一方、アレルゲン低減化処理をしなかった比較例1〜3で作製した布帛では、ほとんどアレルゲン低減化効果が認められなかった。
【0076】
【発明の効果】
本発明のアレルゲン低減化繊維は、寝具や絨毯、ソファー、カーテン等に用いることにより、日常生活の湿度下で生活空間中のアレルゲンを減少させることができ、その繊維自体にアレルゲン低減化処理が施されているため、薬剤が体内に入る危険も無く、アレルギー疾患を抱える患者であってもアレルギー症状を起こすことなく快適に生活できる。また、アレルゲンにより汚染された繊維に低減化成分を後処理する等の手間をかけることもない。
Claims (4)
- 絶対湿度50g/m3以下の雰囲気下において、アレルゲン低減化効果を発揮しうるアレルゲン低減化繊維において、吸湿性化合物を含有することを特徴とするアレルゲン低減化繊維。
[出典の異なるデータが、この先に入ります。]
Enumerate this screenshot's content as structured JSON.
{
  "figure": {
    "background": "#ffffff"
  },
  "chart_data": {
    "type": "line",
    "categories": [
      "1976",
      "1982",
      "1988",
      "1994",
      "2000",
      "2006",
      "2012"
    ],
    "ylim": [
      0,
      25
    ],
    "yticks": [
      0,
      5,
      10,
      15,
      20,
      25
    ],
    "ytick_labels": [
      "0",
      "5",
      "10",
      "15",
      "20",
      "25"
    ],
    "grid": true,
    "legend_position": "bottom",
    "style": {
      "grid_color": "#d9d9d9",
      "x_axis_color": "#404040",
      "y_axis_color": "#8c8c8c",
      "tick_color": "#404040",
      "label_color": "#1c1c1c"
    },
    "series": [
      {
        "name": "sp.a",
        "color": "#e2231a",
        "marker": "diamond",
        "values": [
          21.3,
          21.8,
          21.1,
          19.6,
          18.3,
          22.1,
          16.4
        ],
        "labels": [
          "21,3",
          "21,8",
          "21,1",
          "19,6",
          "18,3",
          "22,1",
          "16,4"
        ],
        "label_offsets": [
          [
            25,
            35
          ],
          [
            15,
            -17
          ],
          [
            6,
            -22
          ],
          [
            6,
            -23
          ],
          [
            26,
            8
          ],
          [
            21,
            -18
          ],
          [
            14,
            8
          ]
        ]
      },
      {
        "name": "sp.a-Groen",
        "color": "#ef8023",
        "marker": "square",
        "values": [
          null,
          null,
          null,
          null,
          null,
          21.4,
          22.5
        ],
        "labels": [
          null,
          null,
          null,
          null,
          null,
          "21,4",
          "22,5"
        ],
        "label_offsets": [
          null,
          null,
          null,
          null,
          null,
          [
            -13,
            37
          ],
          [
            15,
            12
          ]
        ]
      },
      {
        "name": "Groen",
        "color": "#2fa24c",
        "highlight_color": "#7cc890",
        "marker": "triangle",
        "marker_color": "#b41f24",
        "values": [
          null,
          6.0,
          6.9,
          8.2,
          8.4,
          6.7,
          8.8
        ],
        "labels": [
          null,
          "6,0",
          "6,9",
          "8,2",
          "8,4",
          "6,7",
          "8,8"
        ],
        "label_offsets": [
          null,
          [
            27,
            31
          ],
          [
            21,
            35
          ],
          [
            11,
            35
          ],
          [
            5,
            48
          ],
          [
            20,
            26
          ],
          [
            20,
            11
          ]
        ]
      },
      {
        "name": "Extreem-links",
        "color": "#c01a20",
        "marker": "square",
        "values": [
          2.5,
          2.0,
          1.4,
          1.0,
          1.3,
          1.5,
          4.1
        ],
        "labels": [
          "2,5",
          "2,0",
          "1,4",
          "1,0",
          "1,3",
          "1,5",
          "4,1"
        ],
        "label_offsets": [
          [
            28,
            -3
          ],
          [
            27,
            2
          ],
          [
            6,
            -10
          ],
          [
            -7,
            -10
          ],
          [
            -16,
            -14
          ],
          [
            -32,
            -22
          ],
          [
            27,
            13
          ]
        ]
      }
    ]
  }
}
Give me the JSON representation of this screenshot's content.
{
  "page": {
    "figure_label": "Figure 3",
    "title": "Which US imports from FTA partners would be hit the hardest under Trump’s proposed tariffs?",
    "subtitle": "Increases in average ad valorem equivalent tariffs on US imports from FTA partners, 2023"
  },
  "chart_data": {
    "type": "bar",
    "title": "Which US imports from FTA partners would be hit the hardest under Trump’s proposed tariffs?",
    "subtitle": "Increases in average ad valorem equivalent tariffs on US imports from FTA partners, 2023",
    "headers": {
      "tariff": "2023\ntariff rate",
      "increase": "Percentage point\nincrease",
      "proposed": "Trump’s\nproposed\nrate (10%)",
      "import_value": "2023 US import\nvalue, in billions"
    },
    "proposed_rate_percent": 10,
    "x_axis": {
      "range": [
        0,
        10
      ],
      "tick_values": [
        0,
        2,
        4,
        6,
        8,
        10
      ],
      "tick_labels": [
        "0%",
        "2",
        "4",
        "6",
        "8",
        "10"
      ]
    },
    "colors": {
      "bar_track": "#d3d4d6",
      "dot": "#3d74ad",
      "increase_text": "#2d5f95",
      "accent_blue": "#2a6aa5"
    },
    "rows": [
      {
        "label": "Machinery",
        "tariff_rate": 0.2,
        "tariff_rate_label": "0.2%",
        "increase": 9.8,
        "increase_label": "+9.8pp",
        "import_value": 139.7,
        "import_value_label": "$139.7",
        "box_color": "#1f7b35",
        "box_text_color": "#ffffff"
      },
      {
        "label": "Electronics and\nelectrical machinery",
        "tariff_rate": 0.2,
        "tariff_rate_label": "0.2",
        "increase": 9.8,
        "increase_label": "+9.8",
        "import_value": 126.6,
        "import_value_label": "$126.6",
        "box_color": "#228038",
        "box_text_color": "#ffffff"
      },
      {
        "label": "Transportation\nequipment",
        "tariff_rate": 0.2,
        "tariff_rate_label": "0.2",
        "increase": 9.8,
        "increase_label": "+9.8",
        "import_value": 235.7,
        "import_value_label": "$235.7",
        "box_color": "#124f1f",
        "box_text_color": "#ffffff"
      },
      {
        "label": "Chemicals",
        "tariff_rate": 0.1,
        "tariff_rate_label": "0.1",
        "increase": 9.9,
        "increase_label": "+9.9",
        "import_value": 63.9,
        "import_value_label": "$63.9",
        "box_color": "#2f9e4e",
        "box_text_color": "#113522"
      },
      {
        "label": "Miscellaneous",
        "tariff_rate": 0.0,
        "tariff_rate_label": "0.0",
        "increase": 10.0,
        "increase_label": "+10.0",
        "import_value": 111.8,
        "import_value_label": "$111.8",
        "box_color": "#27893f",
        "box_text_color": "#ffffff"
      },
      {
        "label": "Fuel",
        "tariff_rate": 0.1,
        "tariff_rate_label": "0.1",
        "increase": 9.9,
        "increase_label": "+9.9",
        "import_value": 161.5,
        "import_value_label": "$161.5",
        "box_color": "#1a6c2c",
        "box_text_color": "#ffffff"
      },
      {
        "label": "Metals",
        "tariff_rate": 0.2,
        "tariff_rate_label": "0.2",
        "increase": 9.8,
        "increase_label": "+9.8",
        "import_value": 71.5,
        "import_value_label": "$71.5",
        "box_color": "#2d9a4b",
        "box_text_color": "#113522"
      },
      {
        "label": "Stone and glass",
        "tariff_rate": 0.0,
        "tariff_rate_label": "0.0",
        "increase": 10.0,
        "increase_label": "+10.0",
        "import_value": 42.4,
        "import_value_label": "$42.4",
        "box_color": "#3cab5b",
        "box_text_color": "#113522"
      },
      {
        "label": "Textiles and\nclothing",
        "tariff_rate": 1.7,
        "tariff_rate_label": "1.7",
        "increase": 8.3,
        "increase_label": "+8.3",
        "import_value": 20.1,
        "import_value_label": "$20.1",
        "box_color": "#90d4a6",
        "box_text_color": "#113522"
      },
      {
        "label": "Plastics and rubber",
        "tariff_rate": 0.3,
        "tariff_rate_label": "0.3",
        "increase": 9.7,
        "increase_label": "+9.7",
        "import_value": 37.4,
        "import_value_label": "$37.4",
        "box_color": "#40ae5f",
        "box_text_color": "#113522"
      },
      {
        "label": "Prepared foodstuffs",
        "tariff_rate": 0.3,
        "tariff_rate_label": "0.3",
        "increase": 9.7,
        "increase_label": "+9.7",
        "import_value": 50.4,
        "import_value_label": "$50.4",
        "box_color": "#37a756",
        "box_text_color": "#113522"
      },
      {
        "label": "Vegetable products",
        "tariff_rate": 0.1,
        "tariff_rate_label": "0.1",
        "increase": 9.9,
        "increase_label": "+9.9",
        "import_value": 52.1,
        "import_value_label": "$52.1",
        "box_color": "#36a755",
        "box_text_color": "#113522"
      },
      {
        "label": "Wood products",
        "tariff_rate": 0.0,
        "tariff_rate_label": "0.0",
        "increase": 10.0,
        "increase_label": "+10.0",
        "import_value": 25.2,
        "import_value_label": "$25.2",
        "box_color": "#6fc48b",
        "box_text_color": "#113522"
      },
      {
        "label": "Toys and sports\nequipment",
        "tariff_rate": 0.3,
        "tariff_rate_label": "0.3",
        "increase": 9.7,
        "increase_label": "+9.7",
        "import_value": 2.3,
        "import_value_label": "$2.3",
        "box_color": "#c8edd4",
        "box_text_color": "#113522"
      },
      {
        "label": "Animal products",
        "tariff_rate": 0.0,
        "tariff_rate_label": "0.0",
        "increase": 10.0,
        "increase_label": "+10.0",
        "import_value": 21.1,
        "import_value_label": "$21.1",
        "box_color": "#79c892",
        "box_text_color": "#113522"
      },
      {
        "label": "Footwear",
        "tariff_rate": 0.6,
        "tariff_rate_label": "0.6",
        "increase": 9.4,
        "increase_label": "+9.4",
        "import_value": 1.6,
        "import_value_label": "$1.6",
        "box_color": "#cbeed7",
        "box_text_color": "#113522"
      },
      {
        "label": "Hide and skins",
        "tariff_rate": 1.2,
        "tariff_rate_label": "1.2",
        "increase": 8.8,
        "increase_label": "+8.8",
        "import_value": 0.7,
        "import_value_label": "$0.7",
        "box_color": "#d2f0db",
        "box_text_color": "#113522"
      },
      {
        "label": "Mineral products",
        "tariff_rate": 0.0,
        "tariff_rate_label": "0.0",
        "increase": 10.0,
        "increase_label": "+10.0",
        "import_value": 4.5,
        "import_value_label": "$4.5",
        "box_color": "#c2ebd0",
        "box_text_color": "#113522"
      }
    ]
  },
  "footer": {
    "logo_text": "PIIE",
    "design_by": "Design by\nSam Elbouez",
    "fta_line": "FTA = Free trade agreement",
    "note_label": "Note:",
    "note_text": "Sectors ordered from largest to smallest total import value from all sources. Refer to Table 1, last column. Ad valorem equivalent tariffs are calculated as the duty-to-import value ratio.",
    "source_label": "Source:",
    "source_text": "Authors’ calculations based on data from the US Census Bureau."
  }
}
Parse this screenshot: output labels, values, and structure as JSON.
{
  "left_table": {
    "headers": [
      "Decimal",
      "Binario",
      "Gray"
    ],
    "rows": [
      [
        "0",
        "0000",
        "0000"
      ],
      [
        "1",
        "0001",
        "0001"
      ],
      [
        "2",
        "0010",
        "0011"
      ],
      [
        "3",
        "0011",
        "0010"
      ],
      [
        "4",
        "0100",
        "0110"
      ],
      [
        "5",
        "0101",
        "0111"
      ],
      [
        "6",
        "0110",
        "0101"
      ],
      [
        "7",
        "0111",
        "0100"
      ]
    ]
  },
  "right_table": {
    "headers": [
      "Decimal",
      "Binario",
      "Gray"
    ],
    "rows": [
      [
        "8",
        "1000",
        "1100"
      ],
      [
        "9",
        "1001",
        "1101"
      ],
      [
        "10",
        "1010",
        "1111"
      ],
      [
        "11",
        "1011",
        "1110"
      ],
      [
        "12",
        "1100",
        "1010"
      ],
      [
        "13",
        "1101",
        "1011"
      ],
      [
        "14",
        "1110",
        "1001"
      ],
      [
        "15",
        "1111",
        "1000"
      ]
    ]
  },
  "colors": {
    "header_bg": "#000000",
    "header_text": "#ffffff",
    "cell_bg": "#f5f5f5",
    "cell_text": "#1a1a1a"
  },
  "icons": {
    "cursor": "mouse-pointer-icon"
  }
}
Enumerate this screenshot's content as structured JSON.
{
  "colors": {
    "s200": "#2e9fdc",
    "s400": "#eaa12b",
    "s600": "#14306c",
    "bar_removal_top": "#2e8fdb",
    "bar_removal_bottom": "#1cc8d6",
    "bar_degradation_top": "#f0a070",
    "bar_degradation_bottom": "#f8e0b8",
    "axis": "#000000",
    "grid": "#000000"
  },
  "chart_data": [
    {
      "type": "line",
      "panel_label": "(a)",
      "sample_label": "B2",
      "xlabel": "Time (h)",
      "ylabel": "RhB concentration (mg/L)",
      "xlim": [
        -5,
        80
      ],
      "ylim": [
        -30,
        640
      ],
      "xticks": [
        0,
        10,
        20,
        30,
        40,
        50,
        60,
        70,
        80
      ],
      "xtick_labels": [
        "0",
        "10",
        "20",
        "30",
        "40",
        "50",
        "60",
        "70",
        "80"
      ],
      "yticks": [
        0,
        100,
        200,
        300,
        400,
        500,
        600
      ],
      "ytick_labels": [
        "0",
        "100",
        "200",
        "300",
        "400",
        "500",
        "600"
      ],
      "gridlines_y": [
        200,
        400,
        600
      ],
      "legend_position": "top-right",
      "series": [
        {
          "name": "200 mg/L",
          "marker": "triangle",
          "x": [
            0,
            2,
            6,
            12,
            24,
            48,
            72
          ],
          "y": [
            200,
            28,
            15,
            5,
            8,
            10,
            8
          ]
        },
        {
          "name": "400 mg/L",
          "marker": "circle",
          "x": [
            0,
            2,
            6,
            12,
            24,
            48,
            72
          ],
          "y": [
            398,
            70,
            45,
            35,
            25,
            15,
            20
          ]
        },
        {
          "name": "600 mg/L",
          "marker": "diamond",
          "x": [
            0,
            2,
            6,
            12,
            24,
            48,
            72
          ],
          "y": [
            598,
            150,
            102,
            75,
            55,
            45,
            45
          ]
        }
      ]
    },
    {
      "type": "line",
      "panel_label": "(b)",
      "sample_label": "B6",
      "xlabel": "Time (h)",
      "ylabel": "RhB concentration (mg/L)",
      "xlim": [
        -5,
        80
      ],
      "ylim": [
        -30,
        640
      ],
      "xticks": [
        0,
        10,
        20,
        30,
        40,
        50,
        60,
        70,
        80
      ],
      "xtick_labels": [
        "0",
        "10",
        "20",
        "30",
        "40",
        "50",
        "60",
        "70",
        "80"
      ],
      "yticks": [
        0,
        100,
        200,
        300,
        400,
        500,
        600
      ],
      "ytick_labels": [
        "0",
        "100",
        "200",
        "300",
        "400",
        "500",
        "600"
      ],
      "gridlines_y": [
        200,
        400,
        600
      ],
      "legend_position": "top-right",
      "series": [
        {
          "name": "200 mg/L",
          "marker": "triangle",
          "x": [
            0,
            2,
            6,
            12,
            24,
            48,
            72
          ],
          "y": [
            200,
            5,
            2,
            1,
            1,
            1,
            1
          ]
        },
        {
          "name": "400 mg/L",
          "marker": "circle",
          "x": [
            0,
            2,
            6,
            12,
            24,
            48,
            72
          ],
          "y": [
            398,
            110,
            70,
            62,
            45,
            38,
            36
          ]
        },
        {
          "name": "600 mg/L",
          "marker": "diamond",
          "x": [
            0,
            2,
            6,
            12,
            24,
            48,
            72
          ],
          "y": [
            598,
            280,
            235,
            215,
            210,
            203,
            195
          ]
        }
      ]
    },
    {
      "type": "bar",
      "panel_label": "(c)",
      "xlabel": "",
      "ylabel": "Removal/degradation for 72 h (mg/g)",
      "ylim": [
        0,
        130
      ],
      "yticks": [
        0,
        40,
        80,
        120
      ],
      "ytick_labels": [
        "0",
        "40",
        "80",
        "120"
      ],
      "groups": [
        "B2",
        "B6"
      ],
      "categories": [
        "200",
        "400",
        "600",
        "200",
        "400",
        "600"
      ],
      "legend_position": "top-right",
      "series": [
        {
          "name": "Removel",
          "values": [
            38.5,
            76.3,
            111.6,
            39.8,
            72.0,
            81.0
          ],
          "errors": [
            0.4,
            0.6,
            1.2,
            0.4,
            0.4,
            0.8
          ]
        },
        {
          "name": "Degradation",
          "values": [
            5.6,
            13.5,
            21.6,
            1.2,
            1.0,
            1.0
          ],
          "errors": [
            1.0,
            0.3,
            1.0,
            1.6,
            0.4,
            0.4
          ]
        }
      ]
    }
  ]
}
- 吸湿性化合物は、ポリエーテルであることを特徴とする請求項1記載のアレルゲン低減化繊維。
- 表面が中性又はアルカリ性であることを特徴とする請求項1又は請求項2記載のアレルゲン低減化繊維。
- 表面にアルカリ金属又はアルカリ土類金属の酸化物又は水酸化物を含有することを特徴とする請求項1乃至請求項3の何れか1項記載のアレルゲン低減化繊維。